На обратном пути пассажиры в самолете дремали. Пока они летели над Америкой — континентом с тонко перевязанной талией суши, Пэм вспомнила, что Никлас не позвонил ей на День Независимости, хотя она очень ждала… В памяти всплыли прошлые праздники, которые они проводили в доме ее родителей, когда Ник разрезал индейку, а ее отец раскладывал куски по тарелкам, это было в Ньюарке, городе, где она потом похоронила и отца, и мать, и свое прошлое… После ухода Ника какое-то время она жила в Манхэттене, ища спасения в суматохе города, теперь, вот, переселилась в Бостон… Памела где-то прочитала, что переезды — это нормальное состояние человека, выражение его внутренней природы кочевника. Она старалась так думать, но в глубине души чувствовала, что самое естественное для женщины — это иметь дом, и в нем мужа, и вести полноценную семейную жизнь…
Памела стояла перед зеркалом и выщипывала волоски, которые в последнее время стали появляться на ее уже округлившемся подбородке, когда зазвонил телефон. Пэм поняла по звуку, что звонок междугородний, и этого было достаточно, чтобы сердце у нее заколотилось.

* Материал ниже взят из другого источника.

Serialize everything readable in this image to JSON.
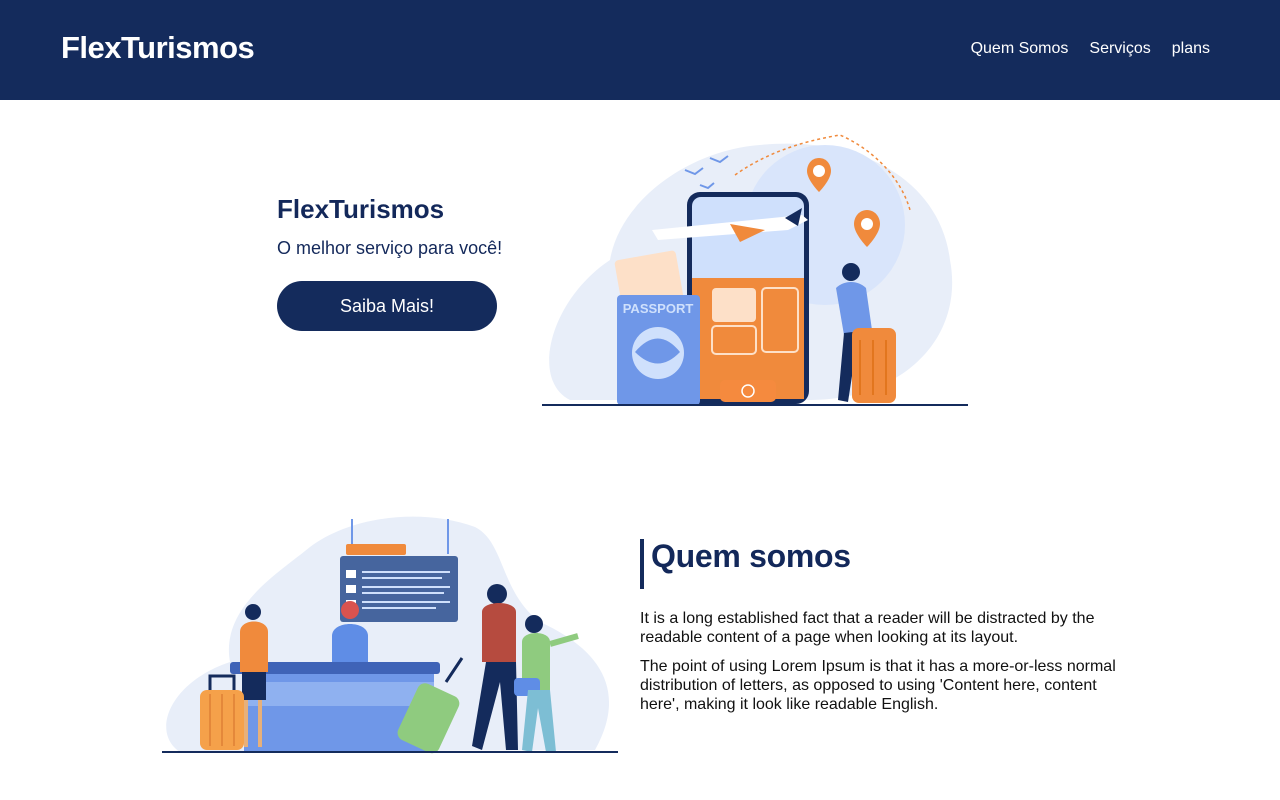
{
  "header": {
    "brand": "FlexTurismos",
    "nav": [
      "Quem Somos",
      "Serviços",
      "plans"
    ]
  },
  "hero": {
    "title": "FlexTurismos",
    "subtitle": "O melhor serviço para você!",
    "cta_label": "Saiba Mais!",
    "illustration_text": "PASSPORT"
  },
  "about": {
    "title": "Quem somos",
    "paragraphs": [
      "It is a long established fact that a reader will be distracted by the readable content of a page when looking at its layout.",
      "The point of using Lorem Ipsum is that it has a more-or-less normal distribution of letters, as opposed to using 'Content here, content here', making it look like readable English."
    ]
  },
  "colors": {
    "navy": "#142b5c",
    "accent": "#f08a3c",
    "blue": "#6f97e8",
    "white": "#ffffff"
  }
}
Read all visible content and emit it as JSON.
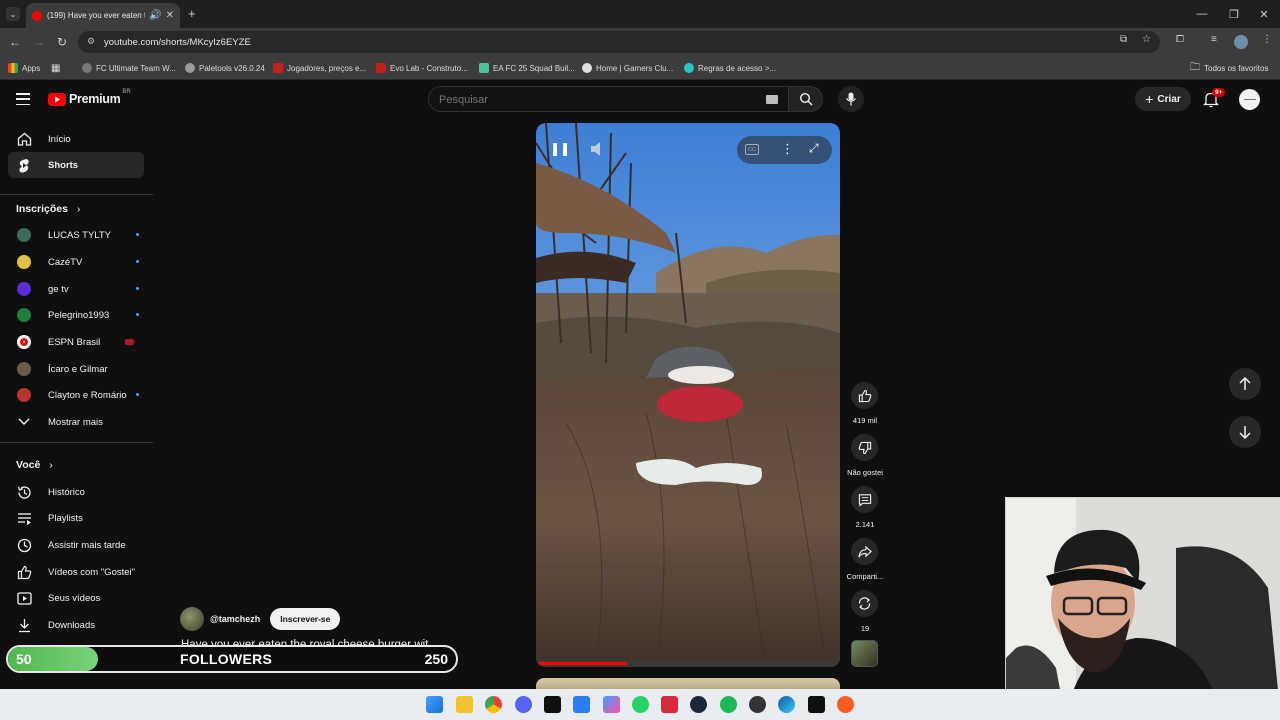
{
  "browser": {
    "tab_title": "(199) Have you ever eaten t",
    "url": "youtube.com/shorts/MKcyIz6EYZE",
    "bookmarks": [
      "Apps",
      "FC Ultimate Team W...",
      "Paletools v26.0.24",
      "Jogadores, preços e...",
      "Evo Lab - Construto...",
      "EA FC 25 Squad Buil...",
      "Home | Gamers Clu...",
      "Regras de acesso >...",
      "Todos os favoritos"
    ]
  },
  "header": {
    "logo_text": "Premium",
    "region": "BR",
    "search_placeholder": "Pesquisar",
    "create_label": "Criar",
    "notification_count": "9+"
  },
  "sidebar": {
    "main_items": [
      {
        "label": "Início",
        "icon": "home-icon"
      },
      {
        "label": "Shorts",
        "icon": "shorts-icon",
        "active": true
      }
    ],
    "subscriptions_title": "Inscrições",
    "subscriptions": [
      {
        "label": "LUCAS TYLTY",
        "color": "#3a6b5a",
        "live": false
      },
      {
        "label": "CazéTV",
        "color": "#e0c040",
        "live": false
      },
      {
        "label": "ge tv",
        "color": "#5b2bd6",
        "live": false
      },
      {
        "label": "Pelegrino1993",
        "color": "#1e7d3a",
        "live": false
      },
      {
        "label": "ESPN Brasil",
        "color": "#ffffff",
        "live": true
      },
      {
        "label": "Ícaro e Gilmar",
        "color": "#6b5a4a",
        "live": false
      },
      {
        "label": "Clayton e Romário",
        "color": "#b8352c",
        "live": false
      }
    ],
    "show_more": "Mostrar mais",
    "you_title": "Você",
    "you_items": [
      {
        "label": "Histórico",
        "icon": "history-icon"
      },
      {
        "label": "Playlists",
        "icon": "playlists-icon"
      },
      {
        "label": "Assistir mais tarde",
        "icon": "watch-later-icon"
      },
      {
        "label": "Vídeos com \"Gostei\"",
        "icon": "like-icon"
      },
      {
        "label": "Seus vídeos",
        "icon": "your-videos-icon"
      },
      {
        "label": "Downloads",
        "icon": "downloads-icon"
      }
    ]
  },
  "short": {
    "channel": "@tamchezh",
    "subscribe_label": "Inscrever-se",
    "title": "Have you ever eaten the royal cheese burger wit...",
    "progress": 0.3,
    "actions": {
      "likes": "419 mil",
      "dislike": "Não gostei",
      "comments": "2.141",
      "share": "Comparti...",
      "remix": "19"
    }
  },
  "overlay": {
    "current": "50",
    "label": "FOLLOWERS",
    "goal": "250",
    "fill": 0.2
  }
}
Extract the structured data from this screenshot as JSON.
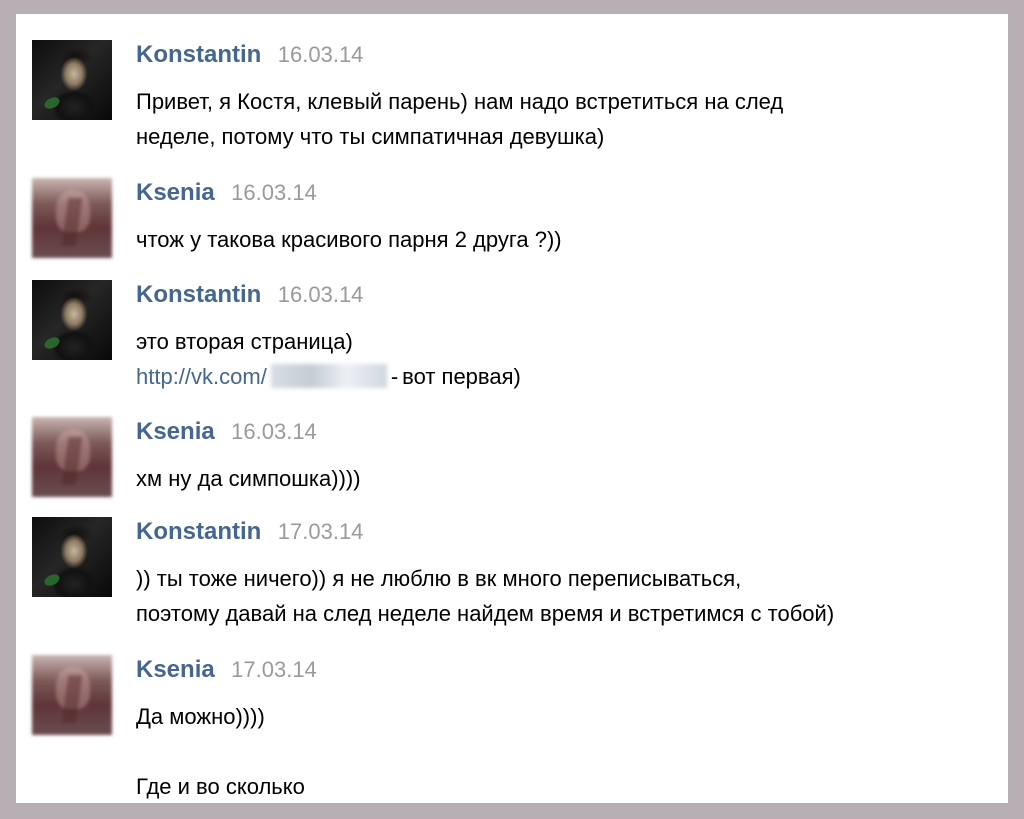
{
  "messages": [
    {
      "author": "Konstantin",
      "date": "16.03.14",
      "avatar": "konstantin-avatar",
      "lines": [
        "Привет, я Костя, клевый парень) нам надо встретиться на след",
        "неделе, потому что ты симпатичная девушка)"
      ]
    },
    {
      "author": "Ksenia",
      "date": "16.03.14",
      "avatar": "ksenia-avatar",
      "lines": [
        "чтож у такова красивого парня 2 друга ?))"
      ]
    },
    {
      "author": "Konstantin",
      "date": "16.03.14",
      "avatar": "konstantin-avatar",
      "lines": [
        "это вторая страница)"
      ],
      "link_line": {
        "prefix": "http://vk.com/",
        "dash": "-",
        "suffix": "вот первая)"
      }
    },
    {
      "author": "Ksenia",
      "date": "16.03.14",
      "avatar": "ksenia-avatar",
      "lines": [
        "хм ну да симпошка))))"
      ]
    },
    {
      "author": "Konstantin",
      "date": "17.03.14",
      "avatar": "konstantin-avatar",
      "lines": [
        ")) ты тоже ничего)) я не люблю в вк много переписываться,",
        "поэтому давай на след неделе найдем время и встретимся с тобой)"
      ]
    },
    {
      "author": "Ksenia",
      "date": "17.03.14",
      "avatar": "ksenia-avatar",
      "lines": [
        "Да можно))))",
        "",
        "Где и во сколько"
      ]
    }
  ],
  "colors": {
    "outer_background": "#b7aeb3",
    "panel_background": "#ffffff",
    "name": "#45668e",
    "date": "#9a9a9a",
    "text": "#000000",
    "link": "#45668e"
  }
}
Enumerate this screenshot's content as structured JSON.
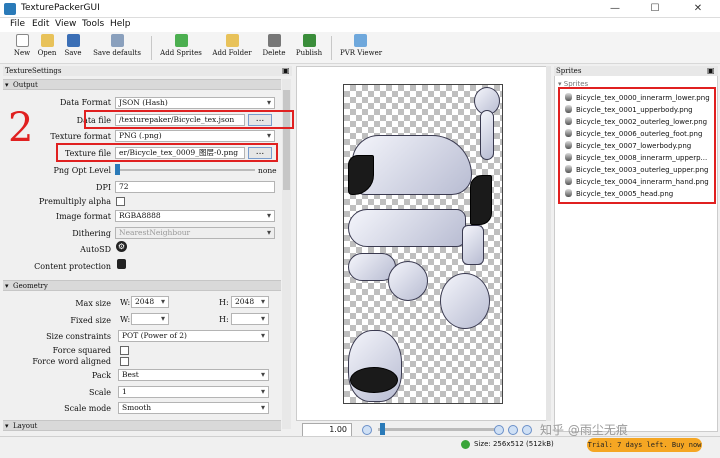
{
  "window": {
    "title": "TexturePackerGUI"
  },
  "menu": [
    "File",
    "Edit",
    "View",
    "Tools",
    "Help"
  ],
  "toolbar": [
    "New",
    "Open",
    "Save",
    "Save defaults",
    "Add Sprites",
    "Add Folder",
    "Delete",
    "Publish",
    "PVR Viewer"
  ],
  "left": {
    "panel_title": "TextureSettings",
    "output_header": "Output",
    "data_format_label": "Data Format",
    "data_format": "JSON (Hash)",
    "data_file_label": "Data file",
    "data_file": "/texturepaker/Bicycle_tex.json",
    "texture_format_label": "Texture format",
    "texture_format": "PNG (.png)",
    "texture_file_label": "Texture file",
    "texture_file": "er/Bicycle_tex_0009_图层-0.png",
    "png_opt_label": "Png Opt Level",
    "png_opt_value": "none",
    "dpi_label": "DPI",
    "dpi": "72",
    "premultiply_label": "Premultiply alpha",
    "image_format_label": "Image format",
    "image_format": "RGBA8888",
    "dithering_label": "Dithering",
    "dithering": "NearestNeighbour",
    "autosd_label": "AutoSD",
    "content_protection_label": "Content protection",
    "geometry_header": "Geometry",
    "max_size_label": "Max size",
    "w_label": "W:",
    "h_label": "H:",
    "max_w": "2048",
    "max_h": "2048",
    "fixed_size_label": "Fixed size",
    "fixed_w": "",
    "fixed_h": "",
    "size_constraints_label": "Size constraints",
    "size_constraints": "POT (Power of 2)",
    "force_squared_label": "Force squared",
    "force_word_label": "Force word aligned",
    "pack_label": "Pack",
    "pack": "Best",
    "scale_label": "Scale",
    "scale": "1",
    "scale_mode_label": "Scale mode",
    "scale_mode": "Smooth",
    "layout_header": "Layout",
    "browse": "..."
  },
  "annotations": {
    "left_number": "2",
    "right_number": "1"
  },
  "canvas": {
    "zoom": "1.00"
  },
  "sprites": {
    "panel_title": "Sprites",
    "root": "Sprites",
    "items": [
      "Bicycle_tex_0000_innerarm_lower.png",
      "Bicycle_tex_0001_upperbody.png",
      "Bicycle_tex_0002_outerleg_lower.png",
      "Bicycle_tex_0006_outerleg_foot.png",
      "Bicycle_tex_0007_lowerbody.png",
      "Bicycle_tex_0008_innerarm_upperp...",
      "Bicycle_tex_0003_outerleg_upper.png",
      "Bicycle_tex_0004_innerarm_hand.png",
      "Bicycle_tex_0005_head.png"
    ]
  },
  "status": {
    "size": "Size: 256x512 (512kB)",
    "trial": "Trial: 7 days left. Buy now",
    "watermark": "知乎 @雨尘无痕"
  },
  "colors": {
    "annotation_red": "#e02020",
    "trial_orange": "#f5a623"
  }
}
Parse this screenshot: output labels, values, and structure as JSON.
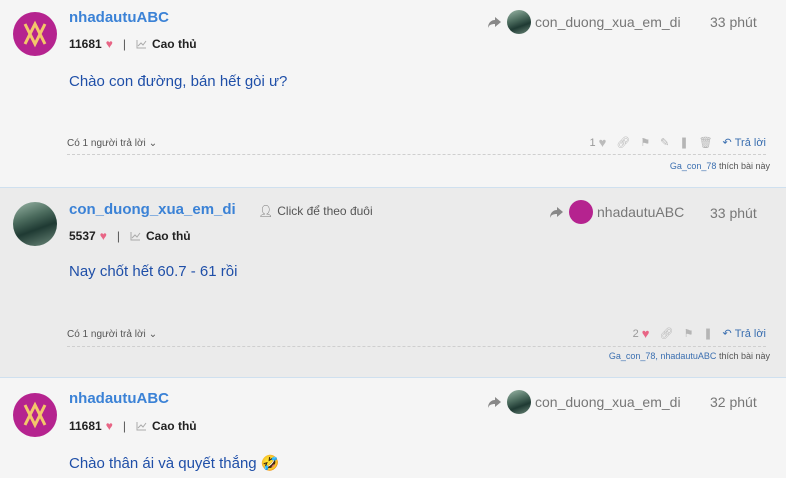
{
  "posts": [
    {
      "username": "nhadautuABC",
      "points": "11681",
      "rank": "Cao thủ",
      "reply_to_user": "con_duong_xua_em_di",
      "time": "33 phút",
      "content": "Chào con đường, bán hết gòi ư?",
      "replies_label": "Có 1 người trả lời",
      "like_count": "1",
      "reply_button": "Trả lời",
      "liked_by": "Ga_con_78",
      "liked_suffix": "thích bài này"
    },
    {
      "username": "con_duong_xua_em_di",
      "follow_label": "Click để theo đuôi",
      "points": "5537",
      "rank": "Cao thủ",
      "reply_to_user": "nhadautuABC",
      "time": "33 phút",
      "content": "Nay chốt hết 60.7 - 61 rồi",
      "replies_label": "Có 1 người trả lời",
      "like_count": "2",
      "reply_button": "Trả lời",
      "liked_by": "Ga_con_78, nhadautuABC",
      "liked_suffix": "thích bài này"
    },
    {
      "username": "nhadautuABC",
      "points": "11681",
      "rank": "Cao thủ",
      "reply_to_user": "con_duong_xua_em_di",
      "time": "32 phút",
      "content": "Chào thân ái và quyết thắng",
      "emoji": "🤣"
    }
  ],
  "colors": {
    "username": "#3b82d6",
    "content": "#1f4fa8",
    "heart": "#e86585",
    "avatar_brand": "#b5238f",
    "alt_row": "#ebebeb"
  }
}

Профессор Климент Кавай не оставлял надежду, что наступят времена, когда его страна будет жить в мире и гармонии. В одной книге — путевых заметках, — которую ему дал его старый приятель и коллега с архитектурного факультета, Кавай нашел строки, касавшиеся их родного города: «Хочу особо отметить одну надпись, которая видится мне весьма интересной. Эта надпись высечена на камне, в развалинах церкви Св. Варвары. Она гласит: ΑΓΑΘΗ ΤΥΧΗ ΛΥΧΝΕΙΔΙΩΝ», что в переводе значит: «хорошее (или чистое, честное) счастье для жителей Охрида». Этому посланию из прошлого профессор Кавай придавал широкий смысл — благословения и пророчества. Для него оно звучало как волшебное заклинание, являющееся ключом к решению мучавшей его загадки утраченной доброты и благоденствия.
Несколько лет назад, когда Климент Кавай впервые прочитал в книге об этой надписи, он сразу необъяснимо и сильно взволновался. Вместе с Анастасией и Майей, тогда пяти или шестилетней девочкой с пробором и милыми кудряшками, перехваченными резинками, он отправился в Охрид. Они прожили несколько дней в старом и пыльном отцовском доме и искали камень с вечным благословением. Внимательно осматривали стены старых построек Верхнего города, бродили вокруг церквей, заходили во дворы жилых домов, где, как они думали, мог находиться чудесный камень, но так его и не нашли.
С течением времени этот камень в сознании Климента Кавая начал обретать почти алхимические, магические, даже мифические свойства. Его одержимость камнем ΑΓΑΘΗ ΤΥΧΗ ΛΥΧΝΕΙΔΙΩΝ переняла и Майя. Повзрослев, она самым внимательным образом прочитала книгу, которая оказала такое сильное влияние на ее отца.
— Посмотри, — как-то раз сказала она отцу со свойственной ей иронией, — посмотри, что пишет далее автор твоих любимых путевых заметок о волшебном камне…
— Вернее, метафизическом камне, — поправил ее, со своей стороны, очень серьезно профессор Кавай.
— Не важно. Послушай, что он пишет: «Существует еще и другой камень, найденный недавно (в 1892 году) в месяце июле в доме Христо Савина. На нем высечена такая надпись:
ΙΟΥΛΙΟΥ ΘΗΙΓΟ
ΝΟC ΠΟΠΛΙΩ ΕΡΟΝ
ΠΝΩ ΤΩ ΠΑΤΡΩ
Ω ΚΑΤΑ ΤΟΝ Θ. ΟΡ
ΚΙCΜΟΝ ΤΗC ΔΙΑΔΗ
ΚΗC ΤΟΝ ΒΩΜΟΝ
ΕCΤΙΑΝ ΚΑΙ ΤΑ ΘΕΙ
Α ΑΥΤΩ ΕΠΟΙΗΣΑΝ».
Ты понимаешь, о чем идет речь?
— Не совсем. Тут упоминается некий Юлий Теигон Поплий…
— …который в соответствии со священной клятвой, данной на Библии, подарил алтарь и реликварий…
— …церкви. Выходит, речь идет об основании храма. Великолепно! Я раньше не обратил на это внимания.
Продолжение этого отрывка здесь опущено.